Fagin's Theorem for Semiring Turing Machines
For researchers in quantitative complexity and semiring-based AI, this provides a logical characterization of a key complexity class, but the result is incremental as it extends known Fagin-type theorems to a specific machine model.
The authors prove a Fagin theorem for semiring Turing machines, showing that the complexity class NP_∞(R) is captured by weighted existential second-order logic over semiring-annotated relations. They also fix flaws in prior work.

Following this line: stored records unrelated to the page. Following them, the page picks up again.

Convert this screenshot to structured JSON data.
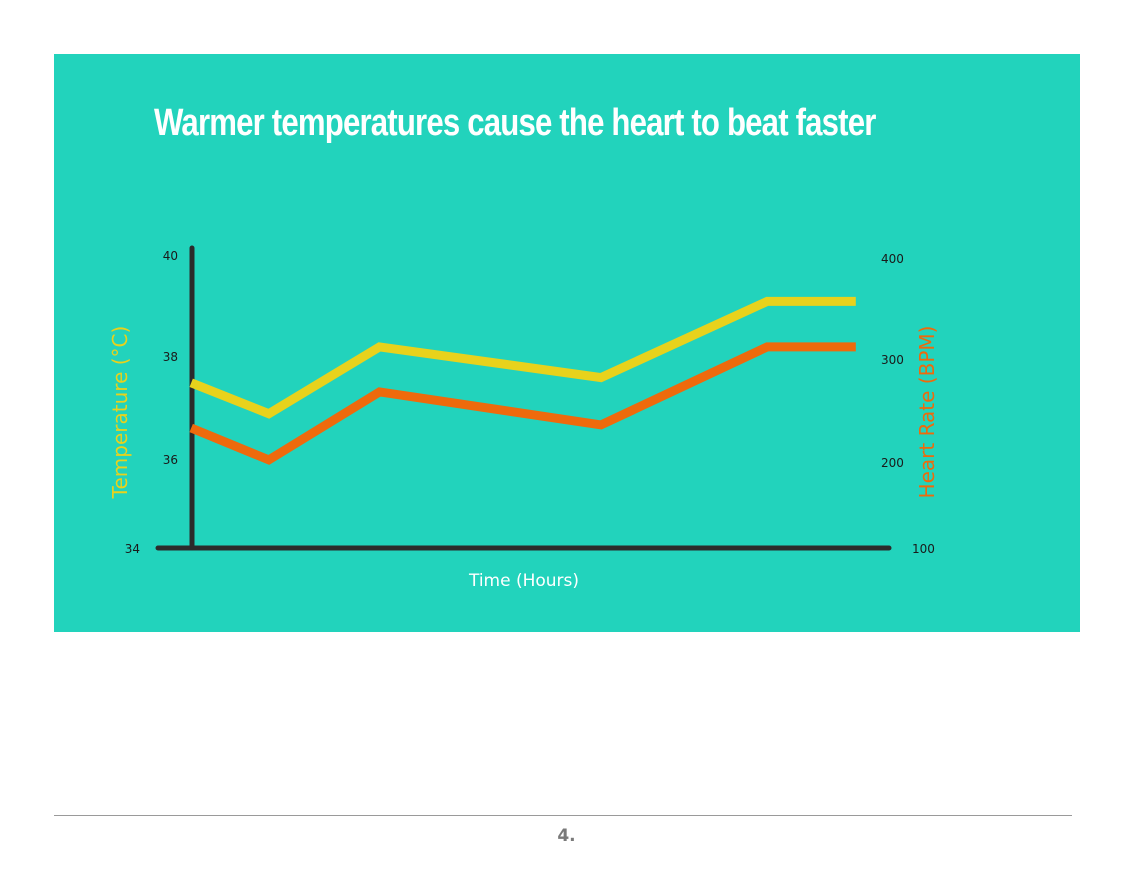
{
  "colors": {
    "background": "#22d3bc",
    "title": "#ffffff",
    "temperature": "#e8d21c",
    "heart_rate": "#ee6a0c",
    "axis": "#2b2b2b",
    "tick_text": "#1a1a1a",
    "xlabel_text": "#ffffff"
  },
  "chart_data": {
    "type": "line",
    "title": "Warmer temperatures cause the heart to beat faster",
    "xlabel": "Time (Hours)",
    "ylabel_left": "Temperature (°C)",
    "ylabel_right": "Heart Rate (BPM)",
    "y_left_ticks": [
      "34",
      "36",
      "38",
      "40"
    ],
    "y_right_ticks": [
      "100",
      "200",
      "300",
      "400"
    ],
    "x": [
      0.3,
      1.0,
      2.0,
      4.0,
      5.5,
      6.3
    ],
    "xlim": [
      0,
      6.6
    ],
    "series": [
      {
        "name": "Temperature (°C)",
        "axis": "left",
        "x": [
          0.3,
          1.0,
          2.0,
          4.0,
          5.5,
          6.3
        ],
        "values": [
          37.5,
          36.9,
          38.2,
          37.6,
          39.1,
          39.1
        ]
      },
      {
        "name": "Heart Rate (BPM)",
        "axis": "right",
        "x": [
          0.3,
          1.0,
          2.0,
          4.0,
          5.5,
          6.3
        ],
        "values": [
          234,
          203,
          269,
          237,
          313,
          313
        ]
      }
    ]
  },
  "footer": {
    "page_number": "4."
  }
}
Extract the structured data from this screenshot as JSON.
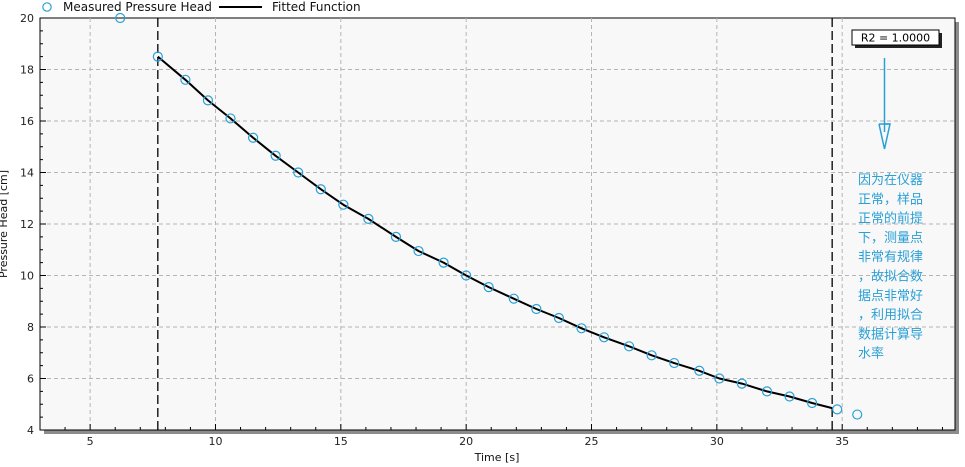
{
  "legend": {
    "measured_label": "Measured Pressure Head",
    "fitted_label": "Fitted Function"
  },
  "r2_label": "R2 = 1.0000",
  "annotation_lines": [
    "因为在仪器",
    "正常，样品",
    "正常的前提",
    "下，测量点",
    "非常有规律",
    "，故拟合数",
    "据点非常好",
    "，利用拟合",
    "数据计算导",
    "水率"
  ],
  "colors": {
    "marker": "#2aa0d6",
    "fit_line": "#000000",
    "annotation": "#2aa0d6",
    "plot_background": "#f8f8f8",
    "grid": "#b5b5b5"
  },
  "chart_data": {
    "type": "scatter",
    "title": "",
    "xlabel": "Time [s]",
    "ylabel": "Pressure Head [cm]",
    "xlim": [
      3,
      39.5
    ],
    "ylim": [
      4,
      20
    ],
    "x_ticks": [
      5,
      10,
      15,
      20,
      25,
      30,
      35
    ],
    "y_ticks": [
      4,
      6,
      8,
      10,
      12,
      14,
      16,
      18,
      20
    ],
    "grid": true,
    "legend_position": "top-left",
    "fit_range": [
      7.7,
      34.6
    ],
    "series": [
      {
        "name": "Measured Pressure Head",
        "marker": "open-circle",
        "x": [
          6.2,
          7.7,
          8.8,
          9.7,
          10.6,
          11.5,
          12.4,
          13.3,
          14.2,
          15.1,
          16.1,
          17.2,
          18.1,
          19.1,
          20.0,
          20.9,
          21.9,
          22.8,
          23.7,
          24.6,
          25.5,
          26.5,
          27.4,
          28.3,
          29.3,
          30.1,
          31.0,
          32.0,
          32.9,
          33.8,
          34.8,
          35.6
        ],
        "y": [
          20.0,
          18.5,
          17.6,
          16.8,
          16.1,
          15.35,
          14.65,
          14.0,
          13.35,
          12.75,
          12.2,
          11.5,
          10.95,
          10.5,
          10.0,
          9.55,
          9.1,
          8.7,
          8.35,
          7.95,
          7.6,
          7.25,
          6.9,
          6.6,
          6.3,
          6.0,
          5.8,
          5.5,
          5.3,
          5.05,
          4.8,
          4.6
        ]
      },
      {
        "name": "Fitted Function",
        "marker": "line",
        "x": [
          7.7,
          8.8,
          9.7,
          10.6,
          11.5,
          12.4,
          13.3,
          14.2,
          15.1,
          16.1,
          17.2,
          18.1,
          19.1,
          20.0,
          20.9,
          21.9,
          22.8,
          23.7,
          24.6,
          25.5,
          26.5,
          27.4,
          28.3,
          29.3,
          30.1,
          31.0,
          32.0,
          32.9,
          33.8,
          34.6
        ],
        "y": [
          18.5,
          17.6,
          16.8,
          16.1,
          15.35,
          14.65,
          14.0,
          13.35,
          12.75,
          12.2,
          11.5,
          10.95,
          10.5,
          10.0,
          9.55,
          9.1,
          8.7,
          8.35,
          7.95,
          7.6,
          7.25,
          6.9,
          6.6,
          6.3,
          6.0,
          5.8,
          5.5,
          5.3,
          5.05,
          4.85
        ]
      }
    ]
  }
}
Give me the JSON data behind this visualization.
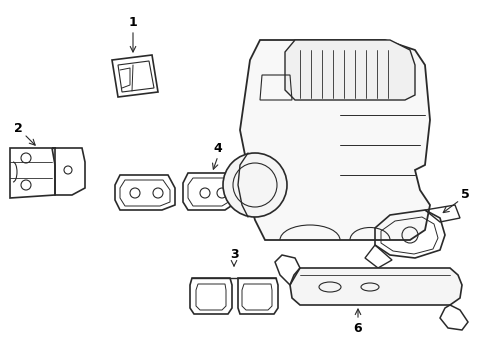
{
  "background_color": "#ffffff",
  "line_color": "#2a2a2a",
  "figsize": [
    4.9,
    3.6
  ],
  "dpi": 100
}
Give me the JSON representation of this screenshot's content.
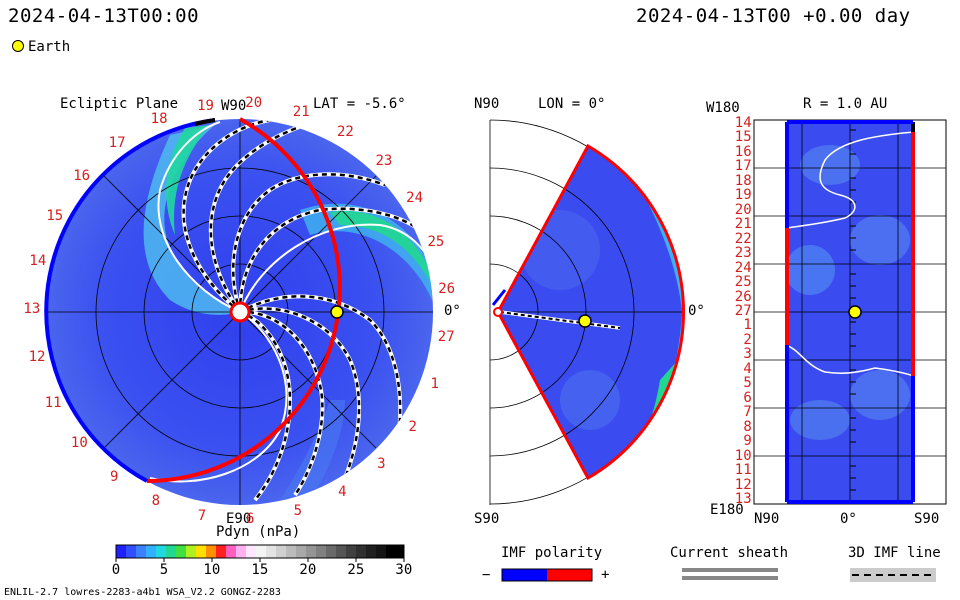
{
  "header": {
    "timestamp_left": "2024-04-13T00:00",
    "timestamp_right": "2024-04-13T00 +0.00 day",
    "earth_legend": "Earth"
  },
  "panels": {
    "ecliptic": {
      "title": "Ecliptic Plane",
      "lat_label": "LAT = -5.6°",
      "top_label": "W90",
      "bottom_label": "E90",
      "right_label": "0°",
      "carrington_ticks": [
        "19",
        "20",
        "21",
        "22",
        "23",
        "24",
        "25",
        "26",
        "27",
        "1",
        "2",
        "3",
        "4",
        "5",
        "6",
        "7",
        "8",
        "9",
        "10",
        "11",
        "12",
        "13",
        "14",
        "15",
        "16",
        "17",
        "18"
      ]
    },
    "meridional": {
      "top_left_label": "N90",
      "lon_label": "LON = 0°",
      "right_label": "0°",
      "bottom_label": "S90"
    },
    "radial": {
      "top_left_label": "W180",
      "r_label": "R = 1.0 AU",
      "bottom_left_label": "E180",
      "bottom_axis": [
        "N90",
        "0°",
        "S90"
      ],
      "y_ticks": [
        "14",
        "15",
        "16",
        "17",
        "18",
        "19",
        "20",
        "21",
        "22",
        "23",
        "24",
        "25",
        "26",
        "27",
        "1",
        "2",
        "3",
        "4",
        "5",
        "6",
        "7",
        "8",
        "9",
        "10",
        "11",
        "12",
        "13"
      ]
    }
  },
  "colorbar": {
    "title": "Pdyn (nPa)",
    "ticks": [
      "0",
      "5",
      "10",
      "15",
      "20",
      "25",
      "30"
    ]
  },
  "legends": {
    "imf_polarity": {
      "title": "IMF polarity",
      "minus": "−",
      "plus": "+"
    },
    "current_sheath": {
      "title": "Current sheath"
    },
    "imf_line": {
      "title": "3D IMF line"
    }
  },
  "footer": {
    "model_info": "ENLIL-2.7 lowres-2283-a4b1 WSA_V2.2 GONGZ-2283"
  },
  "colors": {
    "background_wind": "#3a4bf0",
    "positive_polarity": "#ff0000",
    "negative_polarity": "#0000ff",
    "earth": "#ffff00"
  }
}
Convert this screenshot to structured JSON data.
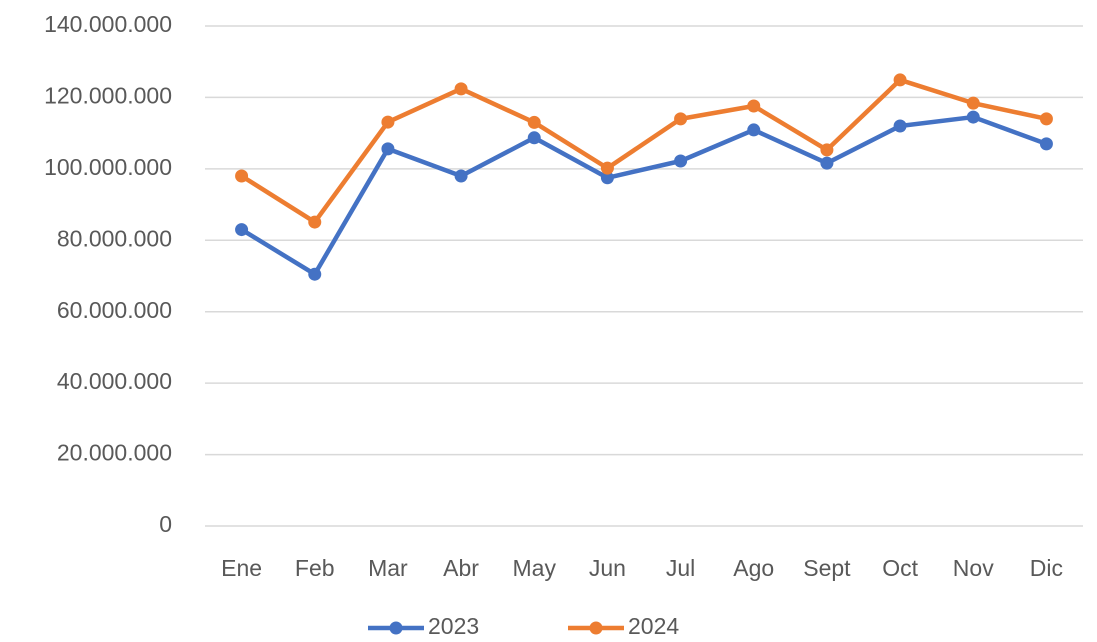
{
  "chart_data": {
    "type": "line",
    "categories": [
      "Ene",
      "Feb",
      "Mar",
      "Abr",
      "May",
      "Jun",
      "Jul",
      "Ago",
      "Sept",
      "Oct",
      "Nov",
      "Dic"
    ],
    "series": [
      {
        "name": "2023",
        "color": "#4472c4",
        "values": [
          83000000,
          70500000,
          105600000,
          98000000,
          108700000,
          97500000,
          102200000,
          110900000,
          101600000,
          112000000,
          114500000,
          107000000
        ]
      },
      {
        "name": "2024",
        "color": "#ed7d31",
        "values": [
          98000000,
          85100000,
          113100000,
          122400000,
          113000000,
          100200000,
          114000000,
          117600000,
          105300000,
          124900000,
          118400000,
          114000000
        ]
      }
    ],
    "ylim": [
      0,
      140000000
    ],
    "yticks": [
      0,
      {
        "value": 20000000,
        "label": "20.000.000"
      },
      {
        "value": 40000000,
        "label": "40.000.000"
      },
      {
        "value": 60000000,
        "label": "60.000.000"
      },
      {
        "value": 80000000,
        "label": "80.000.000"
      },
      {
        "value": 100000000,
        "label": "100.000.000"
      },
      {
        "value": 120000000,
        "label": "120.000.000"
      },
      {
        "value": 140000000,
        "label": "140.000.000"
      }
    ],
    "grid": true,
    "legend": "bottom"
  }
}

In recent years, quantitative complexity over semirings has been intensively investigated. In this context, Eiter and Kiesel (Semiring Reasoning Frameworks in AI and Their Computational Complexity, J. Artif. Intell. Res., 2023) introduced non-deterministic Turing Machines with semiring-weighted transitions (SRTMs) to capture the complexity of a manifold of semiring frameworks. Beyond computational complexity, they posed the question of how we can relate the computational power of SRTMs to logical expressiveness. While this question was partially addressed for a more limited machine model by Badia et al.\ (Logical characterizations of weighted complexity classes, MFCS, 2024), the full question remained open. To answer it, we present an improved version of Eiter and Kiesel's SRTM model of computation. First and foremost, this enables us to prove a Fagin Theorem for the SRTM model, i.e., we show that the quantitative complexity class $\text{NP}_\infty(R)$, which comprises non-deterministic polynomial time computability in the improved SRTM model over a commutative semiring $R$, is captured by a version of weighted existential second-order logic that allows for predicates interpreted as semiring-annotated relations over $R$. Furthermore, we argue that the new SRTM model is preferable over the original one and show that it reclaims some important results from Eiter and Kiesel (2023) that were flawed with respect to the latter.